Tot voor kort waren er echter weinig uitwegen voor het B-hout. Een aantal verbrandingsinstallaties die er waren voor deze stroom, hadden hun beste tijd gehad en konden niet meer voldoen aan de huidige milieunormen. De aanvoer bleef desondanks toenemen, maar bedrijven konden er in Vlaanderen quasi nergens mee naartoe, wat de prijzen zwaar onder druk zette. Veel afvalhout vindt intussen dan ook zijn weg naar het buitenland. Maar om de volledige recyclageketen van houtafval onder controle te krijgen, drong extra verbrandingscapaciteit voor B-hout zich op. Er volgden dan ook verschillende initiatieven, overal in Vlaanderen en zelfs in Wallonië. Vandaag is er in Vlaanderen een capaciteit van 1.470.000 vergund voor energetische valorisatie, vooral in groene warmte, maar ook in elektriciteit. De installaties die de komende jaren operationeel zullen worden zullen daarmee meer dan alleen het Vlaamse houtafval kunnen verwerken. Er wordt ook gekeken om houtafval uit de omringende buurlanden naar hier te halen.
Dat er nu meer verbrandingsinstallaties komen is geenszins een slag in het gezicht van houtrecyclage. Integendeel. Hoe goed er ook gerecycleerd wordt vandaag, er zal steeds residu overblijven, een fractie van materiaal dat geen verdere verwerking kan krijgen. Door in te zetten op voldoende capaciteit voor verbranding met energetische valorisatie kan hier niettemin een tweede leven aan worden gegeven. We krijgen er dan groene warmte en elektriciteit voor in ruil, waardoor we ook geen toevlucht moeten zoeken in fossiele brandstoffen of kernenergie.

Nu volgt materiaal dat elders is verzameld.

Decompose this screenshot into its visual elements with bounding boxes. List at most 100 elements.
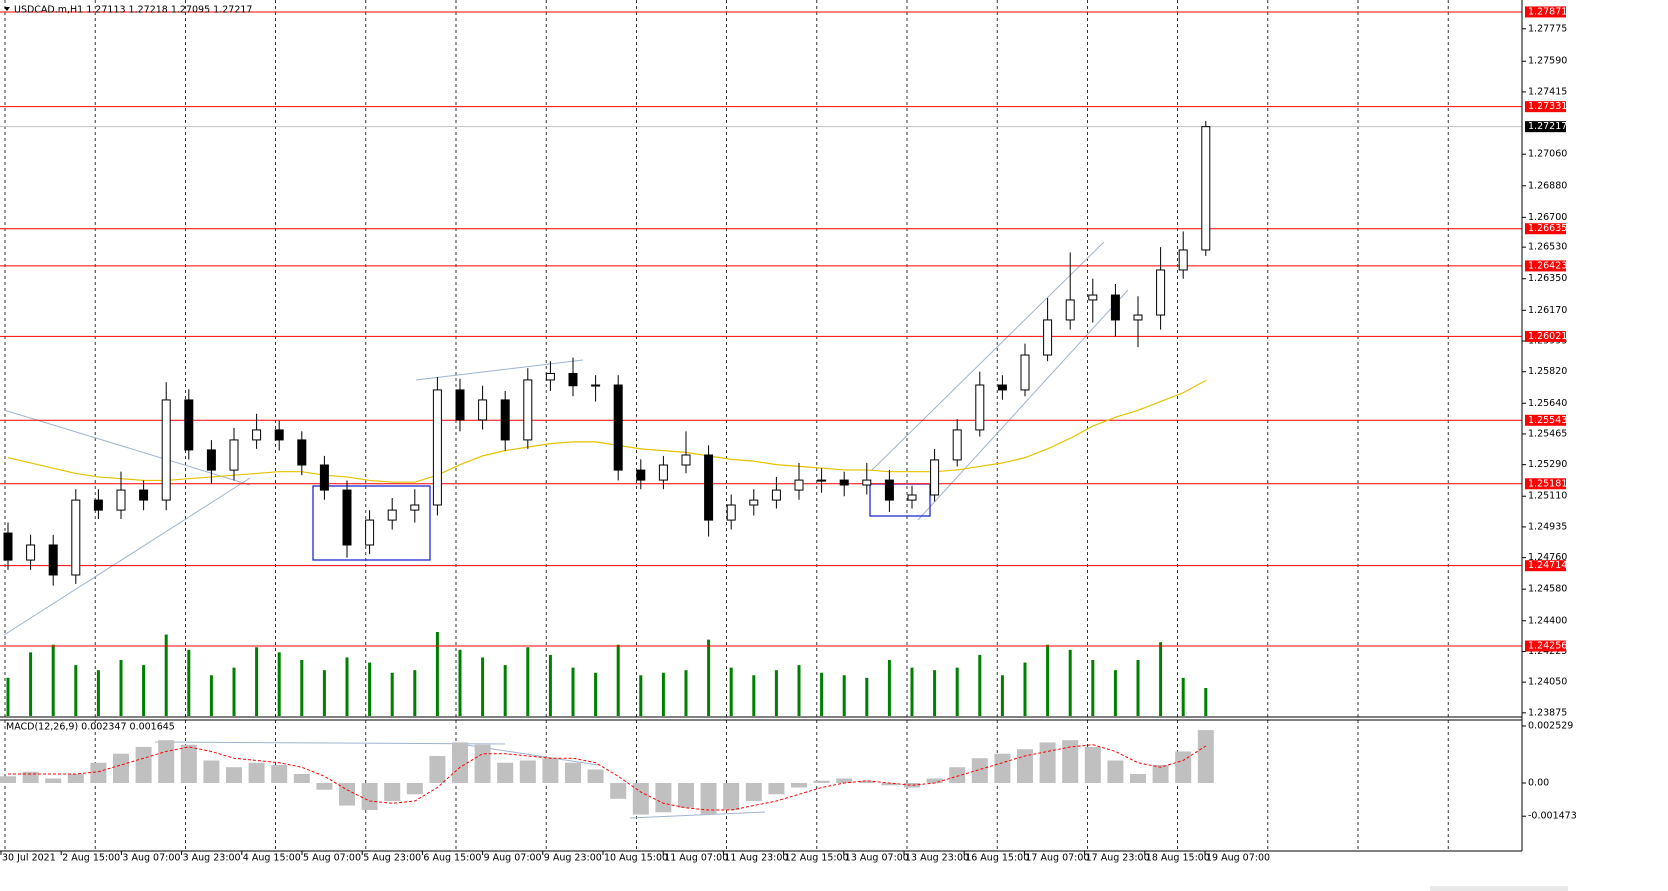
y-tick-label: 1.24935 — [1528, 521, 1567, 532]
trend-line — [629, 811, 766, 819]
candle-body — [48, 544, 58, 576]
candle-body — [229, 439, 239, 471]
volume-bar — [413, 670, 417, 716]
candle-body — [726, 504, 736, 521]
y-tick-label: 1.24400 — [1528, 615, 1567, 626]
candle-body — [206, 449, 216, 471]
macd-bar — [1175, 751, 1192, 784]
scrollbar[interactable] — [1430, 886, 1568, 891]
volume-bar — [51, 644, 55, 716]
macd-bar — [971, 758, 988, 784]
level-label-box — [1525, 6, 1566, 18]
volume-bar — [594, 672, 598, 716]
y-tick-label: -0.001473 — [1528, 811, 1577, 822]
macd-bar — [452, 742, 468, 784]
trend-line — [917, 289, 1129, 521]
candle-body — [545, 372, 555, 381]
last-price-label: 1.27217 — [1528, 121, 1567, 132]
x-tick-label: 3 Aug 07:00 — [122, 853, 180, 864]
candle-body — [907, 494, 917, 501]
y-tick-label: 1.26530 — [1528, 242, 1567, 253]
volume-bar — [1023, 662, 1027, 716]
volume-bar — [639, 675, 643, 716]
level-label-box — [1525, 414, 1566, 426]
x-tick-label: 10 Aug 15:00 — [604, 853, 668, 864]
volume-bar — [526, 647, 530, 716]
candle-body — [1088, 294, 1098, 301]
macd-bar — [203, 760, 220, 784]
volume-bar — [752, 675, 756, 716]
macd-bar — [791, 783, 807, 788]
trend-line — [415, 359, 584, 381]
candle-body — [658, 464, 668, 481]
x-tick-label: 5 Aug 23:00 — [363, 853, 421, 864]
y-tick-label: 1.25290 — [1528, 459, 1567, 470]
candle-body — [3, 532, 13, 561]
macd-bar — [361, 783, 378, 811]
volume-bar — [1204, 688, 1208, 716]
x-tick-label: 17 Aug 23:00 — [1086, 853, 1150, 864]
candle-body — [93, 499, 103, 511]
candle-body — [161, 399, 171, 501]
volume-bar — [1136, 660, 1140, 716]
candle-body — [1110, 294, 1120, 321]
volume-bar — [322, 670, 326, 716]
macd-bar — [949, 767, 966, 784]
candle-body — [500, 399, 510, 441]
volume-bar — [74, 665, 78, 716]
volume-bar — [503, 665, 507, 716]
volume-bar — [797, 665, 801, 716]
level-label-box — [1525, 101, 1566, 113]
level-label: 1.25543 — [1528, 415, 1567, 426]
y-tick-label: 1.26700 — [1528, 212, 1567, 223]
macd-bar — [293, 773, 310, 784]
y-tick-label: 1.24580 — [1528, 584, 1567, 595]
moving-average — [7, 379, 1207, 483]
level-label-box — [1525, 260, 1566, 272]
macd-bar — [90, 762, 107, 784]
level-label: 1.26635 — [1528, 223, 1567, 234]
macd-bar — [813, 780, 830, 784]
candle-body — [319, 464, 329, 491]
volume-bar — [232, 667, 236, 716]
y-tick-label: 1.26170 — [1528, 305, 1567, 316]
macd-bar — [1152, 764, 1169, 784]
x-tick-label: 13 Aug 23:00 — [905, 853, 969, 864]
candle-body — [71, 499, 81, 576]
macd-bar — [316, 783, 333, 790]
macd-bar — [45, 778, 62, 784]
candle-body — [862, 479, 872, 486]
level-label-box — [1525, 560, 1566, 572]
last-price-box — [1525, 121, 1566, 133]
macd-bar — [881, 783, 898, 786]
y-tick-label: 1.25640 — [1528, 398, 1567, 409]
volume-bar — [255, 647, 259, 716]
macd-bar — [519, 760, 536, 784]
candle-body — [591, 384, 601, 387]
x-tick-label: 18 Aug 15:00 — [1146, 853, 1210, 864]
candle-body — [636, 469, 646, 481]
x-tick-label: 16 Aug 15:00 — [965, 853, 1029, 864]
candle-body — [432, 389, 442, 506]
y-tick-label: 0.002529 — [1528, 721, 1573, 732]
candle-body — [274, 429, 284, 441]
candle-body — [1201, 126, 1211, 251]
candle-body — [613, 384, 623, 471]
y-tick-label: 1.24760 — [1528, 552, 1567, 563]
macd-bar — [723, 783, 740, 811]
candle-body — [1020, 354, 1030, 391]
macd-bar — [655, 783, 672, 813]
volume-bar — [887, 660, 891, 716]
macd-bar — [1039, 742, 1056, 784]
plot — [0, 11, 1522, 815]
macd-bar — [678, 783, 694, 808]
level-label-box — [1525, 478, 1566, 490]
pattern-box — [312, 485, 431, 561]
trend-line — [154, 741, 506, 745]
volume-bar — [187, 649, 191, 716]
macd-bar — [406, 783, 423, 795]
candle-body — [387, 509, 397, 521]
volume-bar — [571, 667, 575, 716]
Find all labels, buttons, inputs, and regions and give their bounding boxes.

Een van die initiatieven voor een nieuwe houtafvalenergiecentrale komt van BEE. Op de site van Ghent Coal Terminal zal een groene warmtecentrale verrijzen. Jaarlijks zal er ongeveer 150.000 ton aan afvalhout verwerkt worden dat grotendeels per binnenschip arriveert van recyclageparken en de sloop van oude woningen. De centrale produceert 20 MWh aan groene elektriciteit, het jaarlijks verbruik van 50.000 gezinnen en levert groene stroom en warmte aan industriële klanten in de omgeving via een warmte- en stoomnetwerk.